Angle is taught as a ratio called radians. This just confuses the issue. Degrees are truly angles as they are not tied to any length, but are a "linearized" ratio of rise over run (i.e., a linearization of the tangent ratio). Gradians are similar to degrees, but represent the angle as a linear percentage from perfectly parallel alignment to perpendicular. Radians may be treated as an angle and we are taught to see them that way, but they are truly a measure of length and therefore are not unitless as an angle truly is. It just looks that way because of the slick way the radian length was defined.

It seems to me that one factor in the solution to properly representing radians vs hertz is to have a pseudo unit (geometric unit?) called radius as a predefined entity. Assignment of a value with the radius unit would tell smath what radius length (in meters or other) is in force. Similarly, arc length and arc velocity could be defined. These geometric units (circular units?) would allow smath to keep proper track of what's going on and then be used to properly convert between hertz and radians with the 2PI factor properly enforced inside smath. I haven't thought this all the way through, but this is the germ of the idea.

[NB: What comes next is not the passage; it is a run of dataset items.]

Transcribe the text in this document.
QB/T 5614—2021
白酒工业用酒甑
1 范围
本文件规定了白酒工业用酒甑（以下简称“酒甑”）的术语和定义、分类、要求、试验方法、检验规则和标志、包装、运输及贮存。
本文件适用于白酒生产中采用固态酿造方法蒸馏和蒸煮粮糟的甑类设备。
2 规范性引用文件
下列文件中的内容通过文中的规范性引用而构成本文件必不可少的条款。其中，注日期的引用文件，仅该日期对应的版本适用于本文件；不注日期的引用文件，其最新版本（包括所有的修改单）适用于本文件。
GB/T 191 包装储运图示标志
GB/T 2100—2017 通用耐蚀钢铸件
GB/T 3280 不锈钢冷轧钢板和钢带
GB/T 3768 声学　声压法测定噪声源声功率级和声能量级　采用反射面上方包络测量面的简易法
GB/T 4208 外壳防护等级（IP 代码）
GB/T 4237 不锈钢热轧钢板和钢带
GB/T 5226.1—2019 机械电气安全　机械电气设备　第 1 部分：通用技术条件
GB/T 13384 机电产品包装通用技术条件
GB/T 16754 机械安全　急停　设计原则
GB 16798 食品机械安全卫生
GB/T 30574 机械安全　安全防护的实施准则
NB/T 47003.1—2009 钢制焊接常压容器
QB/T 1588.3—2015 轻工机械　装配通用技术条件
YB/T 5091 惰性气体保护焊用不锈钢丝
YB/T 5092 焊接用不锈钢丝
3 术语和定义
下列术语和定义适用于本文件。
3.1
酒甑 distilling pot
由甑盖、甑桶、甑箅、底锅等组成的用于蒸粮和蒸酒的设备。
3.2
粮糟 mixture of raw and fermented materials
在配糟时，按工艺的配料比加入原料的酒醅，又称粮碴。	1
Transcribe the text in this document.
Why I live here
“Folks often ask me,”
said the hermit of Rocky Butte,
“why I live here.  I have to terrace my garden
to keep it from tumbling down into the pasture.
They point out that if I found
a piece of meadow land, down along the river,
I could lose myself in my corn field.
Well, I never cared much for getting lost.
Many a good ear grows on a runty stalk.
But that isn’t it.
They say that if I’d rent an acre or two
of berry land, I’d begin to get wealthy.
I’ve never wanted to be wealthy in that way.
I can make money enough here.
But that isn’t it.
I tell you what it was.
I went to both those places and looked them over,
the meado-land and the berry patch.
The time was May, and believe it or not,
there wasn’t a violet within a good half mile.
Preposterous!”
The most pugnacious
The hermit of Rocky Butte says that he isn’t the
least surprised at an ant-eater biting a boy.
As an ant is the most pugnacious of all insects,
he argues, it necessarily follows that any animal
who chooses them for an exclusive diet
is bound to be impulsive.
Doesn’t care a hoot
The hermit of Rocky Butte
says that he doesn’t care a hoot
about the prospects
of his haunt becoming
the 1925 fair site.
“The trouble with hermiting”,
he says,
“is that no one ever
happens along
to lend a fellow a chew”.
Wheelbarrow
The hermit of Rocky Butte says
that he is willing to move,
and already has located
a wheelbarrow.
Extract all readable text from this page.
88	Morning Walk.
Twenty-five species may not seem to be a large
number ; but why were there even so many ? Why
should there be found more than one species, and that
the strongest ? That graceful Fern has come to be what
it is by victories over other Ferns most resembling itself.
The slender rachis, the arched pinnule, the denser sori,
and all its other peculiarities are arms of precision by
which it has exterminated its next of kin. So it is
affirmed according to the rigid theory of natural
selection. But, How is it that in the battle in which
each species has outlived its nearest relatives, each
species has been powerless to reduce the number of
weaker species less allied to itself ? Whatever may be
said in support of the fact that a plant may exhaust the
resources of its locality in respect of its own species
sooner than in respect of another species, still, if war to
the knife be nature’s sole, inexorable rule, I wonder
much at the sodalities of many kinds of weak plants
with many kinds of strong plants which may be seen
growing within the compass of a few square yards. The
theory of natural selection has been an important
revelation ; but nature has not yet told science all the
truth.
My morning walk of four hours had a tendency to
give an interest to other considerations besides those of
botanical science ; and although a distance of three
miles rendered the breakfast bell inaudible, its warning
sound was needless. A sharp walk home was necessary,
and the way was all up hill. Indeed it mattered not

Any unit is defined to be a divider to the corresponding quantities. But radians differ from meters much greater then degrees. Both meters and degrees are defined using some static values. (Side note: meter is not defined as length of a French sample anymore.) But the radian is defined in the terms of a characteristic of an object it measures (radius), and thus its definition is "contextual" (in a sense).

The radian is truly angle, like it or not. The corresponding length unit is not called "radian"; it is called "radius". And the radian is the ANGLE that is defined by the arc of that length. Don't try to oversimplify things where it's not proper.

Angles measured in radians are constructed not in terms of arc lengths; they are multiples of the reference angle (1 radian) that is DEFINED dimensionless. If they were multiples of a DIMENSIONED unit, then they had dimension themselves.

When I wrote that radian is ratio of arc length to radius, I only meant the numerical definition of the unit. I want to emphasize it once more: radian is defined dimensionless (the unit value itself is represented by ratio of one length to another), and so is any angle. This is unlike meter, that itself is not defined as ratio of same-dimensioned values.

SMath strictly follows SI; you may use whatever reasons, but doing it other way is bad idea. You better vote for changes in SI (however, I don't feel it to be a great proposal).

And about the "linearized tangent ratio". I doubt that I understand you very well, but I don't see degrees (and other proportional angle units) as linearization of ratio of rise over run. They are better defined in terms of dividing whole turn by an integer (360). Linearization of ratio of rise over run is tangent itself.